With the economy in a recession, more families are scaling back on outsourcing jobs, such as canceling cleaning services, and are eating more at home. A recent Washington Times article relates that this spells out more housework for mom.

The article’s tone is “woe is mom,” with one source quoted as saying: “The list of things that people were outsourcing we’re finding are coming back home. And when they do, they tend to fall on the woman.”

Apparently, women still do most of the housework, even those who are married. For me, this wasn’t a big surprise, but to read the article, some scholars think it is big news. That, with more families tightening their financial belts, the first things to go are the things that you can do yourself—and those tend to be jobs that now fall to the woman of the home.

As a stay-at-home wife and mother, I believe it is one of my jobs to run the household. Not that my husband should be a slug-a-bed (he’s not) when it comes to chores, but since I’m in the home a lot more than he is, it makes more sense that I would do more of the daily chores to keep the home functioning.

Now, I don’t particularly like housework. Vacuuming, dusting, laundry, dishes, cooking, and other cleaning isn’t high on my list of things I enjoy. But I do try to take pride in my housework, and to train my children to be cheerful in doing it. Having a clean house, clean clothes and food on the table helps us to be a happier family.

A large part of that equation is my attitude towards housework. If I’m always cranky about the work, what does that teach my children? I might not like washing dishes, but I don’t need to complain about the job.

Also, I don’t think that my doing the majority of the housework in any way negates the importance of my work-from-home job as a freelance writer and editor. But the fact is, I sometimes have to turn down or modify freelance writing assignments if they might get in the way of taking care of my family, which includes taking care of the house.

Every family needs to look at how to make the household jobs work for each member, whether it’s children learning how to do chores, or a husband pitching in because his wife needs time to prepare a presentation for her at-home business.

Until next time,

Sarah

A Virtual Workforce

I came across an interesting article today (“How the Virtual Workforce Is Changing Everything”) about how telecommuting and crowd-sourcing are reinventing the traditional notion of jobs.

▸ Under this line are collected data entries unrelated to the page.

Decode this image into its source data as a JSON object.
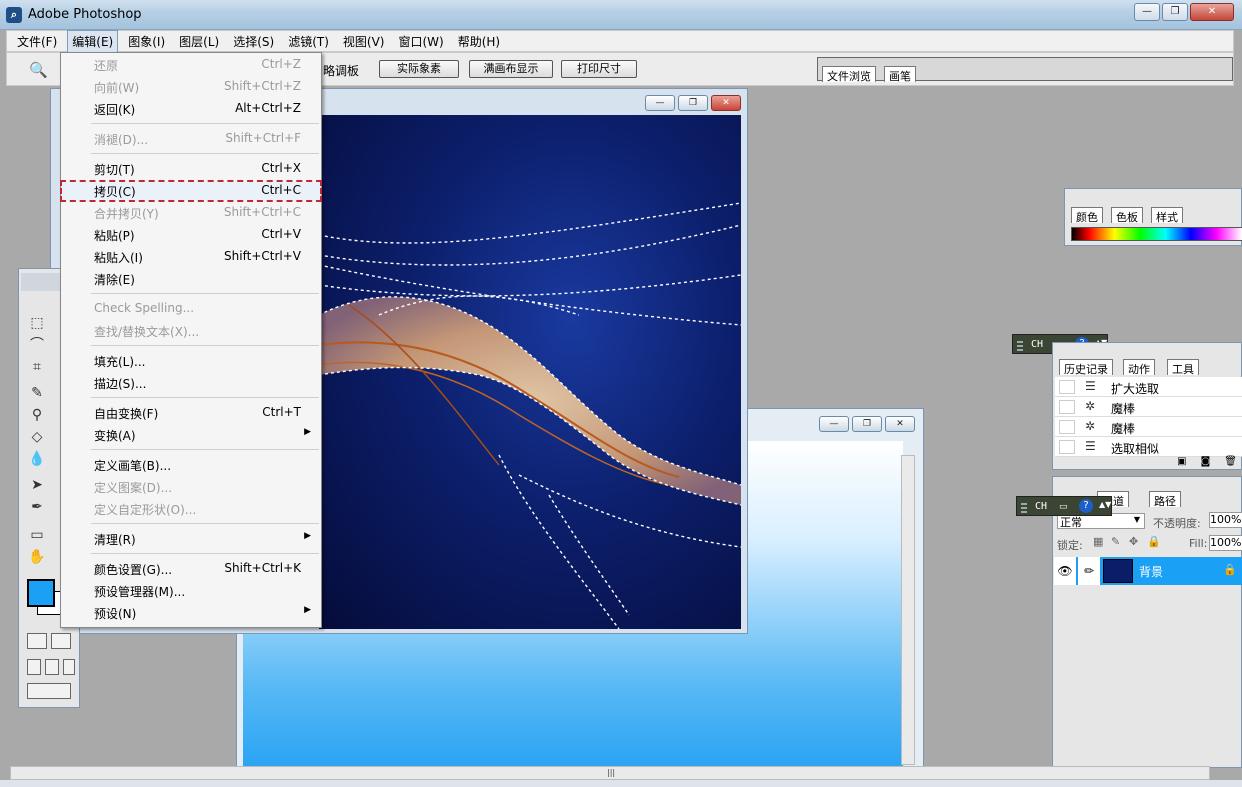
{
  "window": {
    "title": "Adobe Photoshop",
    "app_icon_glyph": "⌕"
  },
  "menubar": [
    "文件(F)",
    "编辑(E)",
    "图象(I)",
    "图层(L)",
    "选择(S)",
    "滤镜(T)",
    "视图(V)",
    "窗口(W)",
    "帮助(H)"
  ],
  "options": {
    "partial_label": "略调板",
    "buttons": [
      "实际象素",
      "满画布显示",
      "打印尺寸"
    ],
    "palette_well_tabs": [
      "文件浏览",
      "画笔"
    ]
  },
  "edit_menu": {
    "items": [
      {
        "label": "还原",
        "shortcut": "Ctrl+Z",
        "disabled": true
      },
      {
        "label": "向前(W)",
        "shortcut": "Shift+Ctrl+Z",
        "disabled": true
      },
      {
        "label": "返回(K)",
        "shortcut": "Alt+Ctrl+Z",
        "disabled": false
      },
      {
        "label": "消褪(D)...",
        "shortcut": "Shift+Ctrl+F",
        "disabled": true
      },
      {
        "label": "剪切(T)",
        "shortcut": "Ctrl+X",
        "disabled": false
      },
      {
        "label": "拷贝(C)",
        "shortcut": "Ctrl+C",
        "disabled": false
      },
      {
        "label": "合并拷贝(Y)",
        "shortcut": "Shift+Ctrl+C",
        "disabled": true
      },
      {
        "label": "粘贴(P)",
        "shortcut": "Ctrl+V",
        "disabled": false
      },
      {
        "label": "粘贴入(I)",
        "shortcut": "Shift+Ctrl+V",
        "disabled": false
      },
      {
        "label": "清除(E)",
        "shortcut": "",
        "disabled": false
      },
      {
        "label": "Check Spelling...",
        "shortcut": "",
        "disabled": true
      },
      {
        "label": "查找/替换文本(X)...",
        "shortcut": "",
        "disabled": true
      },
      {
        "label": "填充(L)...",
        "shortcut": "",
        "disabled": false
      },
      {
        "label": "描边(S)...",
        "shortcut": "",
        "disabled": false
      },
      {
        "label": "自由变换(F)",
        "shortcut": "Ctrl+T",
        "disabled": false
      },
      {
        "label": "变换(A)",
        "shortcut": "",
        "disabled": false
      },
      {
        "label": "定义画笔(B)...",
        "shortcut": "",
        "disabled": false
      },
      {
        "label": "定义图案(D)...",
        "shortcut": "",
        "disabled": true
      },
      {
        "label": "定义自定形状(O)...",
        "shortcut": "",
        "disabled": true
      },
      {
        "label": "清理(R)",
        "shortcut": "",
        "disabled": false
      },
      {
        "label": "颜色设置(G)...",
        "shortcut": "Shift+Ctrl+K",
        "disabled": false
      },
      {
        "label": "预设管理器(M)...",
        "shortcut": "",
        "disabled": false
      },
      {
        "label": "预设(N)",
        "shortcut": "",
        "disabled": false
      }
    ],
    "highlighted": "拷贝(C)"
  },
  "color_panel": {
    "tabs": [
      "颜色",
      "色板",
      "样式"
    ]
  },
  "lang_bar": {
    "code": "CH"
  },
  "history_panel": {
    "tabs": [
      "历史记录",
      "动作",
      "工具"
    ],
    "rows": [
      "扩大选取",
      "魔棒",
      "魔棒",
      "选取相似"
    ]
  },
  "layers_panel": {
    "tabs": [
      "通道",
      "路径"
    ],
    "blend_mode": "正常",
    "opacity_label": "不透明度:",
    "opacity_value": "100%",
    "lock_label": "锁定:",
    "fill_label": "Fill:",
    "fill_value": "100%",
    "layer_name": "背景"
  },
  "colors": {
    "accent": "#1aa0f4",
    "highlight_border": "#c0283a"
  }
}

The story explains what I’ve found in my talks with women who work from home: that freelancers can do just as good—and sometimes better—work than in-house employees.

Nearly any job can be done to some extent out of the traditional office setting. As the article points out, “workers with unique talents ply their trade from home offices and send the products of their work efforts to city-based offices. Often, these work-reception centers are located far beyond acceptable commuting distances. Today’s developing virtual workforce routinely telecommutes to work across the country.”

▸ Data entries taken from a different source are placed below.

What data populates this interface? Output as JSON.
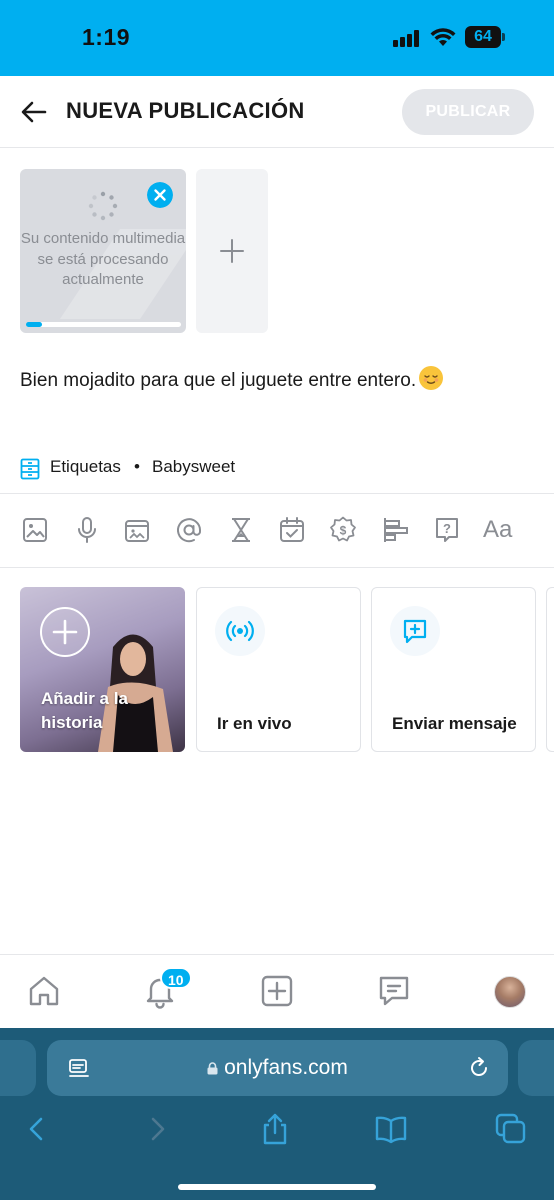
{
  "status_bar": {
    "time": "1:19",
    "battery": "64"
  },
  "header": {
    "title": "NUEVA PUBLICACIÓN",
    "publish_label": "PUBLICAR",
    "back_icon": "arrow-left-icon"
  },
  "media": {
    "processing_text": "Su contenido multimedia se está procesando actualmente",
    "progress": 0.1,
    "remove_icon": "close-icon",
    "add_icon": "plus-icon"
  },
  "caption": {
    "text": "Bien mojadito para que el juguete entre entero.",
    "emoji": "relieved-face-emoji"
  },
  "tags": {
    "label": "Etiquetas",
    "separator": "•",
    "value": "Babysweet"
  },
  "toolbar": {
    "tools": [
      "image-icon",
      "microphone-icon",
      "vault-icon",
      "mention-icon",
      "hourglass-icon",
      "calendar-check-icon",
      "price-icon",
      "poll-icon",
      "quiz-icon",
      "text-format-icon"
    ],
    "text_format_label": "Aa"
  },
  "actions": {
    "story_label": "Añadir a la historia",
    "live_label": "Ir en vivo",
    "message_label": "Enviar mensaje"
  },
  "tab_bar": {
    "notification_count": "10"
  },
  "browser": {
    "url": "onlyfans.com"
  },
  "colors": {
    "accent": "#00AFF0",
    "safari_bg": "#1d5b78"
  }
}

The story quotes Jack Hughes, founder of TopCoder: “Why go to an office when you can do same thing at home? Moving information around can be done on the Internet. Maintaining stores and spending time, energy and building costs all are part of the paradigm from the Industrial Age. Even management styles are based on that model.”

As you’ve probably guessed, “this shift in work location from physical office to virtual shop is driven by the Internet.” One source in the article points to three factors driving corporations and businesses to have telecommuter workers or freelancers: the need for an expanded pool of employees, the cost factors, and the better work quality.

Read the article in its entirety to find out more about this shift in employment locations. Like I’ve found in my own research, many jobs done in an office can be done in an at-home office.